COVID-19 impact on forthcoming general meetings in Australia
The impact of COVID-19 on Annual General Meetings (AGMs) and actions you should be taking
The COVID-19 public health situation presents a broad range of challenges for public companies. The outbreak will have a negative impact on the global economies, potentially leading to the lowest GDP growth in Australia since 1991-92. On Wednesday, 18 March 2020 the Prime Minister, Mr Scott Morrison, announced that non-essential gatherings of more than 500 people outdoors, and 100 people indoors, have been banned effective immediately.
An immediate governance issue for public companies is what to do in relation to forthcoming general meetings. In this context, some points to consider are:
Requirement for AGMs: There is an immediate issue for companies with a 31 December 2020 balance date, as they are required under the Corporations Act to hold their AGMs within 5 months after the end of their financial years (i.e., by the end of May 2020). ASIC has power to extend this period on a case by-case basis only. We understand that ASIC is considering whether to make a general policy pronouncement to the effect that it will not take any action in relation to companies currently facing the problem of having to hold an AGM, but strictly speaking this will not fix the problem for companies, and it will not fix any breach of the company's constitution that may result from not holding the AGM in accordance with the Corporations Act.
Extending the 5 month period: Consequently, a company must apply for an extension before the expiry of the 5 month period. Not unexpectedly, ASIC's existing published policy on when it may grant extensions (Regulatory Guide 44) does not deal specifically with extensions for public health reasons. However, it does say that ASIC may exercise its discretion where it is persuaded that the inability of the company to hold its AGM on time is due to factors beyond its control, or that it is in the interests of the shareholders to do so. We understand that ASIC has already received a number of applications. One would hope ASIC will readily grant extensions in the current environment.

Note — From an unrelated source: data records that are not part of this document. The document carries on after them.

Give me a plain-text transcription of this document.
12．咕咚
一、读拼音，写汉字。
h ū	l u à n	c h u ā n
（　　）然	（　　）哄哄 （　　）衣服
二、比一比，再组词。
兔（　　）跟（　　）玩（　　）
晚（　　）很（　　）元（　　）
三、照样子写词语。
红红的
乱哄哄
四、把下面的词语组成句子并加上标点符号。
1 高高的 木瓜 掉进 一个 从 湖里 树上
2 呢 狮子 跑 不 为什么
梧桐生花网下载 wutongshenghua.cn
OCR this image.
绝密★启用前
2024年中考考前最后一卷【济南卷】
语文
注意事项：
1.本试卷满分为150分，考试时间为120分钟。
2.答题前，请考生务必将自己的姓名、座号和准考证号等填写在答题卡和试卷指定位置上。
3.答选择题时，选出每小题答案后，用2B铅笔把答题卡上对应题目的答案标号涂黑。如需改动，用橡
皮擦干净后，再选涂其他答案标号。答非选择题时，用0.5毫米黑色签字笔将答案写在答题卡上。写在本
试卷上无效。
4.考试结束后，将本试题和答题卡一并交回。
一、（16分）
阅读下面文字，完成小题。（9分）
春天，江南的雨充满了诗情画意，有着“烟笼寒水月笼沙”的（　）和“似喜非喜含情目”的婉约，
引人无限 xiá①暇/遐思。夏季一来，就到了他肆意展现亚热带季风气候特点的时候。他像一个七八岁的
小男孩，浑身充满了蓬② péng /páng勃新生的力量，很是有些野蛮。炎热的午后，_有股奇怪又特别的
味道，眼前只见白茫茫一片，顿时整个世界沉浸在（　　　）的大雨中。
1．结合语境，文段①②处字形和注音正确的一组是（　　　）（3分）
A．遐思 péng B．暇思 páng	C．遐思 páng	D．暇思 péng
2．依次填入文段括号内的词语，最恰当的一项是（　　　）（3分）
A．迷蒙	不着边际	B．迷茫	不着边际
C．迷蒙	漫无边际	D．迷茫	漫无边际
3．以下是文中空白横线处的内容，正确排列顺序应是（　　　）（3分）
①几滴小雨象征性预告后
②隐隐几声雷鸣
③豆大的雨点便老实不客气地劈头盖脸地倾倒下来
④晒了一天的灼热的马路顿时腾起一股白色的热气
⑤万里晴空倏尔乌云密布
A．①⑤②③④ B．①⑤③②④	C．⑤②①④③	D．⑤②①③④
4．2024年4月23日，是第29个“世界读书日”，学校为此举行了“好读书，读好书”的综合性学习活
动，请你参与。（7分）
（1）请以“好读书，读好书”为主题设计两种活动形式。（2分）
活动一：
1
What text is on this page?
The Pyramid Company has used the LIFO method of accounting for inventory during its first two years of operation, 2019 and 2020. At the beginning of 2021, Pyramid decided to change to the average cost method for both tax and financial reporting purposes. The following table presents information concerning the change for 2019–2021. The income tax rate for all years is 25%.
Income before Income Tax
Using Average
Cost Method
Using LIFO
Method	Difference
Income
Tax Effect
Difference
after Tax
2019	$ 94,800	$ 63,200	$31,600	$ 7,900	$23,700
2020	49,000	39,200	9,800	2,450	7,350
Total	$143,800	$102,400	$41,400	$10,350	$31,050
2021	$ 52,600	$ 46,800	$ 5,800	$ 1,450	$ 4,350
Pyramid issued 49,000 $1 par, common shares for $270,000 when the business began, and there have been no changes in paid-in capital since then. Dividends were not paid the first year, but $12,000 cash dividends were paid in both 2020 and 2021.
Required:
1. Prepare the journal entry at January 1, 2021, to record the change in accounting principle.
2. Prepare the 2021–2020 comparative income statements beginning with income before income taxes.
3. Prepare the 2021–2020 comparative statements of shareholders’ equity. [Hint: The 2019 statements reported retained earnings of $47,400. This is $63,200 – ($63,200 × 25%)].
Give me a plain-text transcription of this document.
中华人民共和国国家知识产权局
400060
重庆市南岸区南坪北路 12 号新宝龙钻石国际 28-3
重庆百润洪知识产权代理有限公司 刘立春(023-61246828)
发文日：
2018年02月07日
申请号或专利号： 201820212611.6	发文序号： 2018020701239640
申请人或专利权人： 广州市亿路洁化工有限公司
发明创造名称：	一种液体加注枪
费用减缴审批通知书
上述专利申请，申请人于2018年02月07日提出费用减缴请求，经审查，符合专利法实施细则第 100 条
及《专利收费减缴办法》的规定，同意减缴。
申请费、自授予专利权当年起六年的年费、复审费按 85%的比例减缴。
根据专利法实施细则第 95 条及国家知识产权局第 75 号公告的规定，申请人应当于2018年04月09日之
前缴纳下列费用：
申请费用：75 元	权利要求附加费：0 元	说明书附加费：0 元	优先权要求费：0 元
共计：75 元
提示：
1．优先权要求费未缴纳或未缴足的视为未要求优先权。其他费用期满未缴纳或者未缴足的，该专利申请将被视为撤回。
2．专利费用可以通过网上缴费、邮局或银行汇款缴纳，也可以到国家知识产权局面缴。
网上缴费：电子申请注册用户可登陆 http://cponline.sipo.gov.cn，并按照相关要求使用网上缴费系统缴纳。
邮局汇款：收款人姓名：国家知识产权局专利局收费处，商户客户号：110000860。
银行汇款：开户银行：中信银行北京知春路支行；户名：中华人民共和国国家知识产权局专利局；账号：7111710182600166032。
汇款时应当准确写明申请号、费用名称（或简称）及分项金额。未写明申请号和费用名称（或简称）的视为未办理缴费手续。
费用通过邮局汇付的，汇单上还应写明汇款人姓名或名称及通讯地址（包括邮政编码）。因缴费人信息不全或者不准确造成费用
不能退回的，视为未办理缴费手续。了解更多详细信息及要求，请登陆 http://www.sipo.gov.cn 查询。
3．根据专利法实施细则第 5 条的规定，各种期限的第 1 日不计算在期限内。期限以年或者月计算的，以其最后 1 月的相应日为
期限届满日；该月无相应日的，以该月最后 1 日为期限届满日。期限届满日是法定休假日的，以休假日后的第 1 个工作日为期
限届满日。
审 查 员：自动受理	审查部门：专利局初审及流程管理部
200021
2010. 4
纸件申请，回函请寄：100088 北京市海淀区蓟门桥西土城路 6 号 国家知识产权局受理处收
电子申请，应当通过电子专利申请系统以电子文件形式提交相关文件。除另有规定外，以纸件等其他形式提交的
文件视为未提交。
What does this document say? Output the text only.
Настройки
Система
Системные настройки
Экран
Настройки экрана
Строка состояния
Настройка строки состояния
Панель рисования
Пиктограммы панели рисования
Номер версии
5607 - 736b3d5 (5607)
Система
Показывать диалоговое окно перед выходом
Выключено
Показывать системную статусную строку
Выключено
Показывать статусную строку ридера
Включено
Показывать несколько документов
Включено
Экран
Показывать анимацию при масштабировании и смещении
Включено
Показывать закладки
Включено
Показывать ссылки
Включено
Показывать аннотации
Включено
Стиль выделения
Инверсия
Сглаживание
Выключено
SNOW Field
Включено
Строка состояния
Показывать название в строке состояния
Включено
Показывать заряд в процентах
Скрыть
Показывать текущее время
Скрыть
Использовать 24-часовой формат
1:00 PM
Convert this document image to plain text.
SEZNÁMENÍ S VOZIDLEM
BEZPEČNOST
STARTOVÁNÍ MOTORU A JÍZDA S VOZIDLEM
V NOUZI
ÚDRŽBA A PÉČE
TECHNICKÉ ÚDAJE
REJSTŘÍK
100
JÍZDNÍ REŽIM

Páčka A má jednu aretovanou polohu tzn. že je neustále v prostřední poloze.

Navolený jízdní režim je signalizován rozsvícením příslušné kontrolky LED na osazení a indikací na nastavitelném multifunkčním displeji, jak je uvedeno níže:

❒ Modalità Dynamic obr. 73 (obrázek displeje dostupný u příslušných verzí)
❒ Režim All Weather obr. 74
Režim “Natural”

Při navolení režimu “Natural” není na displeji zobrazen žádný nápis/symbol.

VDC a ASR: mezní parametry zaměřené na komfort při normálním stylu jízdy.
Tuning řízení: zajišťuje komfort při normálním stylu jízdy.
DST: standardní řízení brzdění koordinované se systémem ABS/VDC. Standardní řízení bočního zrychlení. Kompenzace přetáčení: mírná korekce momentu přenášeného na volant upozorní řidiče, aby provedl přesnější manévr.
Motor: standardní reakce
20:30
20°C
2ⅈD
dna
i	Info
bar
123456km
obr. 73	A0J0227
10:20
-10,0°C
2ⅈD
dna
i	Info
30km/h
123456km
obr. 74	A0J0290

Bans on large gatherings: The rules banning large gatherings are evolving, and there remains the possibility of further tightening. The details of the bans vary as between the States. Although there will undoubtedly be sensible reluctance to hold physical shareholder meetings, it remains an open question as to whether the bans prohibit shareholder meetings. There is legal uncertainty, and it would be helpful if ASIC and the Federal Government were to clarify the position (one way or the other) as a priority.
Postponing general meetings: Companies who have called general meetings for coming weeks, may wish to examine their constitutions to ascertain whether the Board has power to extend or postpone the AGM. Generally, once a general meeting is called, the meeting cannot be postponed or cancelled, unless the constitution of the company allows. Some companies have constitutional provisions which permit postponement or cancellation, but as noted, there are legal requirements in relation to the timing of AGMs.
Adjournment: Companies who have called general meetings may also wish to consider whether it is appropriate to open the meeting and then immediately adjourn it. Some constitutions allow the Chairman of the meeting to make this decision unilaterally, but otherwise the consent of the meeting would be required.
"Hybrid meetings": Companies should also examine their constitutions to ascertain whether they may hold "hybrid meetings", instead of physical meetings. In a hybrid meeting, shareholders would have the ability to attend the meeting through an online platform using their own unique shareholder identifier, allowing them to be present, vote and ask questions. If they can do so, companies may then wish to explore the practicalities with their share registrars – we understand a number of the registrars offer facilities for hybrid meetings (although take up has been low to date).
Urgent law reform: However, even for a hybrid meeting, it is still necessary for a physical place to be specified in the notice of meeting and for shareholders to attend and vote if they wish, so fully online "virtual" meetings (i.e., without a place of meeting) are not possible. We understand that Treasury is considering urgent law reform to permit "virtual" meetings. While there would no doubt be challenges for a Chair in conducting a "virtual" meeting, permitting companies to have fully online "virtual" general meetings would seem to be sensible in the current environment.
Multiple venues: Companies could use multiple venues (or, subject to the large gathering bans, multiple rooms at the one venue) to limit numbers in any one venue (or room). The Corporations Act permits companies to hold general meetings at two or more venues using any technology that gives shareholders as a whole a reasonable opportunity to participate. However, the places for the meeting must be specified in the notice of meeting, and having multiple venues (or rooms) would presumably increase costs associated with holding the general meeting.
Webcast: Companies may also wish to webcast their meetings. Although webcasting does not enable shareholders who do not attend the venue to participate in the meeting (i.e., speak and vote), shareholders have the option to vote by proxy. This would then enable shareholders to view the proceedings online. Many larger companies have webcast their meetings.
Encourage proxy voting and non attendance: In communications to shareholders, companies may wish to encourage shareholders not to attend for public health reasons and instead to vote by proxy (or electronically, if that is an available option). Shareholders are generally entitled to attend the place at which the general meeting is to be held and cannot be excluded (except for disruption, etc.) without risking the validity of the meeting, and of course the meeting must be quorate to be a valid meeting.